Existing studies have shown that the stacking fault energy is the key factor to determine the occurrence of dynamic recovery and dynamic recrystallization [26,27,28]. In the process of hot deformation, the thermal activation energy increases, the different sign dislocations in the metal counteract, and the subgrain merge with each other, which is called dynamic recovery, which is the mechanism and characteristic of dynamic recovery. When the dynamic recovery cannot completely offset the dislocations produced during the material deformation, the dislocations accumulate gradually, and when the dislocations accumulate to a certain extent, it will lead to recrystallization. Dynamic recovery is easy to occur in metal with high stacking fault energy. The stacking fault energy of aluminum alloy is high, so dynamic recovery plays a dominant role in hot working. Partial dynamic recrystallization occurs under the conditions of large deformation and high temperature. However, under the conditions of large deformation and high temperature, aluminum alloy will also have a certain degree of dynamic recrystallization.
Each group of samples shows different preferred orientations under different deformation parameters. In subsequent sections, the sensitivity of the evolution of the main components of micro-textures (Copper {112} < 111 >, and {011} <1 1 ¯ 1>) to hot compression parameters (heating rate, the amount of deformation, temperature, strain rate) was analyzed. Table 4 shows the typical textures in FCC materials. Table 5 shows the partition fraction of Copper {112} < 111 > and {011} <1 1 ¯ 1> corresponding to each group of experiments.

4.3. Effect of Deformation on Microstructure

The sensitivity of Copper {112} <111> and {011} <1 1 ¯ 1> textures to hot compression deformation parameters was analyzed in Figure 10. The results show that with the increase in deformation, the partition fraction of Copper {112} <111> texture decreases significantly, while that of {011} <1 1 ¯ 1> texture decreases at first and then increases.
The IPF and ODF diagrams obtained after EBSD analysis are shown in Figure 11 and Figure 12 ((a)–(i) corresponds to the experimental number (1)~(9)).
With increasing deformation, the maximum intensity of the grain orientation decreases. Comparing the IPF diagram before (Figure 6a) and after (Figure 11) hot compression, it is found that there is no correlation between the amount of deformation and the main components of the fiber texture. As shown in the IPF diagram, the maximum intensity of fiber texture increases slightly with the increase in deformation. Further analysis of the ODF diagram (Figure 12) shows that the intensity of Cube {001} <100> texture increases with increasing deformation, while the intensity of R {124} <211> texture and Goss {011} <100> texture decreases with increasing deformation. The maximum intensity of the Copper {112} <111> texture and {011} <1 1 ¯ 1> texture does not change obviously. In the same deformation conditions, the larger the deformation, the longer the deformation.

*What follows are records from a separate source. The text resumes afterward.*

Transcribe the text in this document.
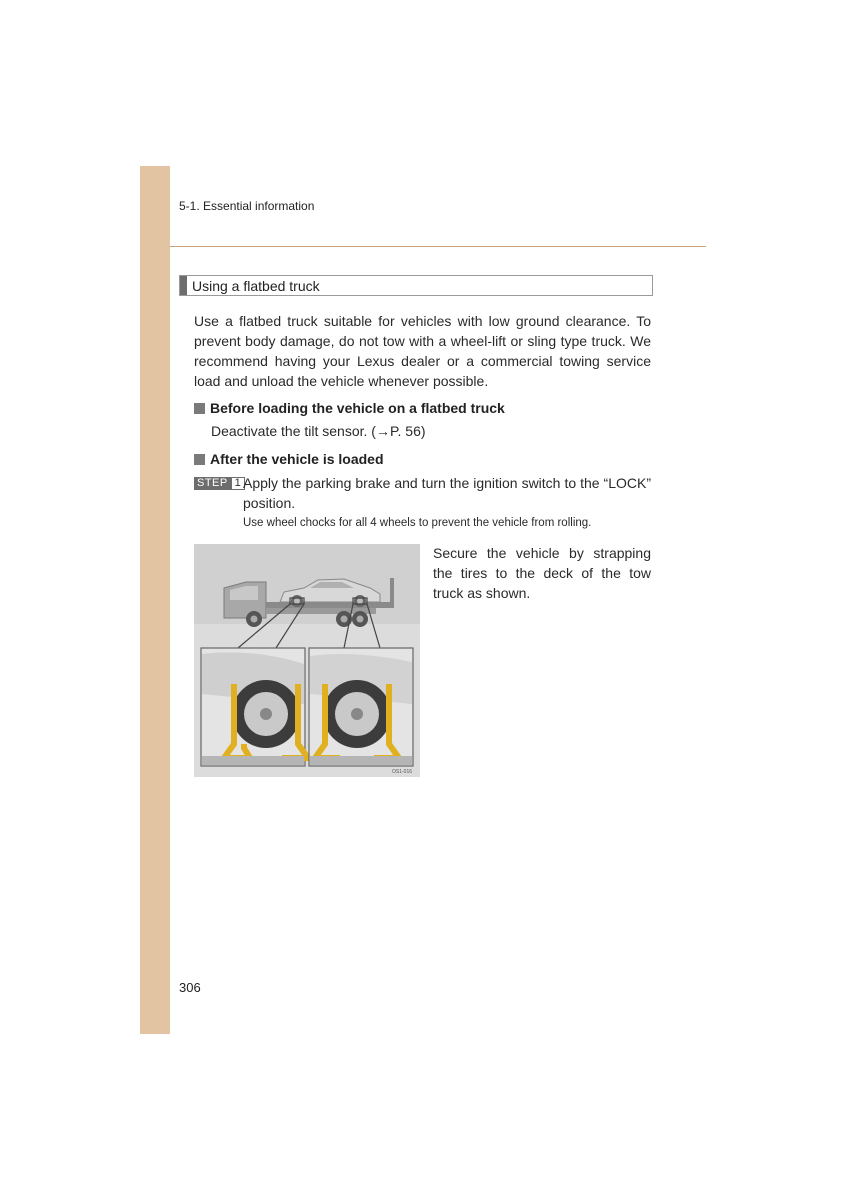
5-1. Essential information
Using a flatbed truck
Use a flatbed truck suitable for vehicles with low ground clearance. To prevent body damage, do not tow with a wheel-lift or sling type truck. We recommend having your Lexus dealer or a commercial towing service load and unload the vehicle whenever possible.
Before loading the vehicle on a flatbed truck
Deactivate the tilt sensor. (→P. 56)
After the vehicle is loaded
STEP 1 Apply the parking brake and turn the ignition switch to the “LOCK” position.
Use wheel chocks for all 4 wheels to prevent the vehicle from rolling.
Secure the vehicle by strapping the tires to the deck of the tow truck as shown.
OS1-016
306
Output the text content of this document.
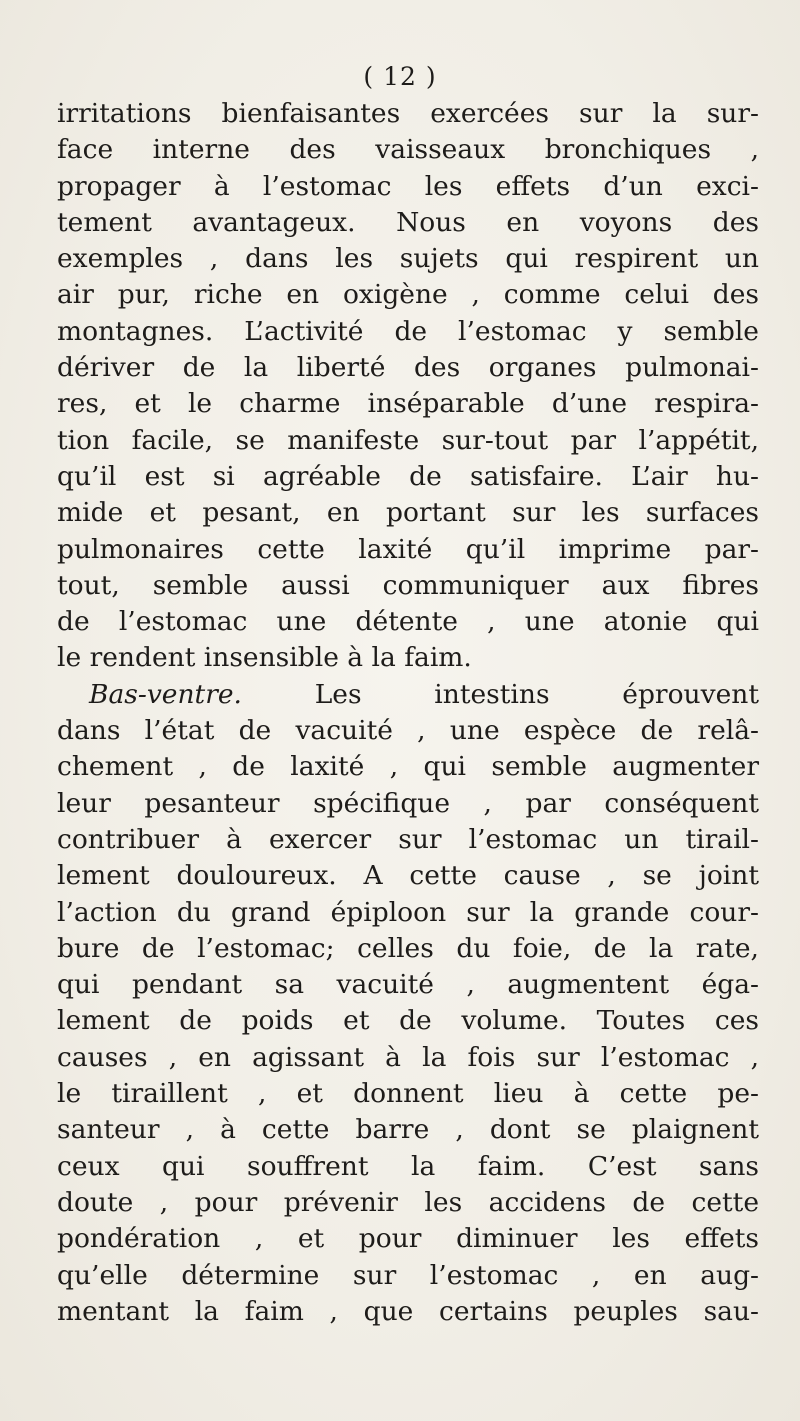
( 12 )
irritations bienfaisantes exercées sur la sur-
face interne des vaisseaux bronchiques ,
propager à l’estomac les effets d’un exci-
tement avantageux. Nous en voyons des
exemples , dans les sujets qui respirent un
air pur, riche en oxigène , comme celui des
montagnes. L’activité de l’estomac y semble
dériver de la liberté des organes pulmonai-
res, et le charme inséparable d’une respira-
tion facile, se manifeste sur-tout par l’appétit,
qu’il est si agréable de satisfaire. L’air hu-
mide et pesant, en portant sur les surfaces
pulmonaires cette laxité qu’il imprime par-
tout, semble aussi communiquer aux fibres
de l’estomac une détente , une atonie qui
le rendent insensible à la faim.
Bas-ventre.	Les intestins éprouvent
dans l’état de vacuité , une espèce de relâ-
chement , de laxité , qui semble augmenter
leur pesanteur spécifique , par conséquent
contribuer à exercer sur l’estomac un tirail-
lement douloureux. A cette cause , se joint
l’action du grand épiploon sur la grande cour-
bure de l’estomac; celles du foie, de la rate,
qui pendant sa vacuité , augmentent éga-
lement de poids et de volume. Toutes ces
causes , en agissant à la fois sur l’estomac ,
le tiraillent , et donnent lieu à cette pe-
santeur , à cette barre , dont se plaignent
ceux qui souffrent la faim. C’est sans
doute , pour prévenir les accidens de cette
pondération , et pour diminuer les effets
qu’elle détermine sur l’estomac , en aug-
mentant la faim , que certains peuples sau-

4.4. Effect of Deformation Temperature on Microstructure

Based on the analysis of grain structure (Section 4.2), it is found that, with the increase in deformation temperature, the proportion of LAGB gradually decreases, and the proportion of large grain size, which is higher than the average grain size, gradually increases. The above behavior may be attributed to the grains not having enough time to complete dislocation and slip, dynamic recovery and dynamic recrystallization not occurring in time, and work hardening playing a dominant role during plastic deformation at a high strain rate. Furthermore, it is found that the maximum intensity of grain orientation decreases with increasing temperature, and the overall intensity of texture gradually decreases with increasing temperature. The analysis of the IPF diagram shows that the intensity of the whole fiber texture decreases slightly with increasing temperature, the <112> fiber texture almost disappears, and the <100> fiber texture with weak intensity appears in Figure 11g. When the temperature reaches 450C, the primary fiber texture type is still<011> + <112>, but the intensity of <011> + <112> fiber textures decrease. Further analysis of the ODF diagram shows that: (1) The intensity of the Cube {001} <100> texture decreases with increasing temperature; (2) the intensity of the Goss {011} <100> texture first decreases and then increases with increasing temperature, which is probably due to the Cube {001} <100> partly changed to Goss {011} <100>; (3) the partition fraction of R {124} <211> texture increases with increasing temperature, but its maximum intensity decreases; (4) Copper {112} <111> and {011} <1 1 ¯ 1> are still the main components of the texture, but the intensity decreases with increasing temperature. The partition fraction of both Copper {112} <111> and {011} <1 1 ¯ 1> decrease at first and the increase with the increase in temperature.

4.5. Effect of Strain Rate on Microstructure

In the process of hot deformation, the strain rate will directly affect the deformation time of the material. When the strain rate is low, the deformation time of the material is longer, and the dislocation can be fully carried out in the form of climbing and slip. When the strain rate is high, the deformation time is short, the dislocation cannot be fully carried out, and the deformation energy is difficult to be released. According to the analysis of the IPF diagram, it is found that when the strain rate is 0.01 s 1 , the fiber texture of the material is still <101> + <112>. When the strain rate increases to 1 s 1 , the main fiber texture changes to <101> + <115>. The maximum intensity of fiber texture increases with the increase in strain rate. Further analysis of the ODF diagram shows that: (1) The intensity of Cube {001} <100> decreases with increasing strain rate. (2) The intensity of Goss {011} <100> first increases and then decreases with increasing strain rate, which could be due to the fact that the Cube {001} <100> is partially changed to Goss {011} <100> with increasing strain rate, and Goss {011} <100> is changed to other texture types as the strain rate continues to increase. (3) The intensity of Copper {112} <111> changes little with the increase in strain rate. (4) The intensity of {011} <1 1 ¯ 1> increases when the strain rate increases from 0.01 s 1 to 0.1 s 1 , then changes little when the strain rate increases from 0.1 s 1 to 1 s 1 . (5) The partition fraction of Copper {112} <111> increases with the increase in strain rate, while that of {011} <1 1 ¯ 1> increases at first and then decreases.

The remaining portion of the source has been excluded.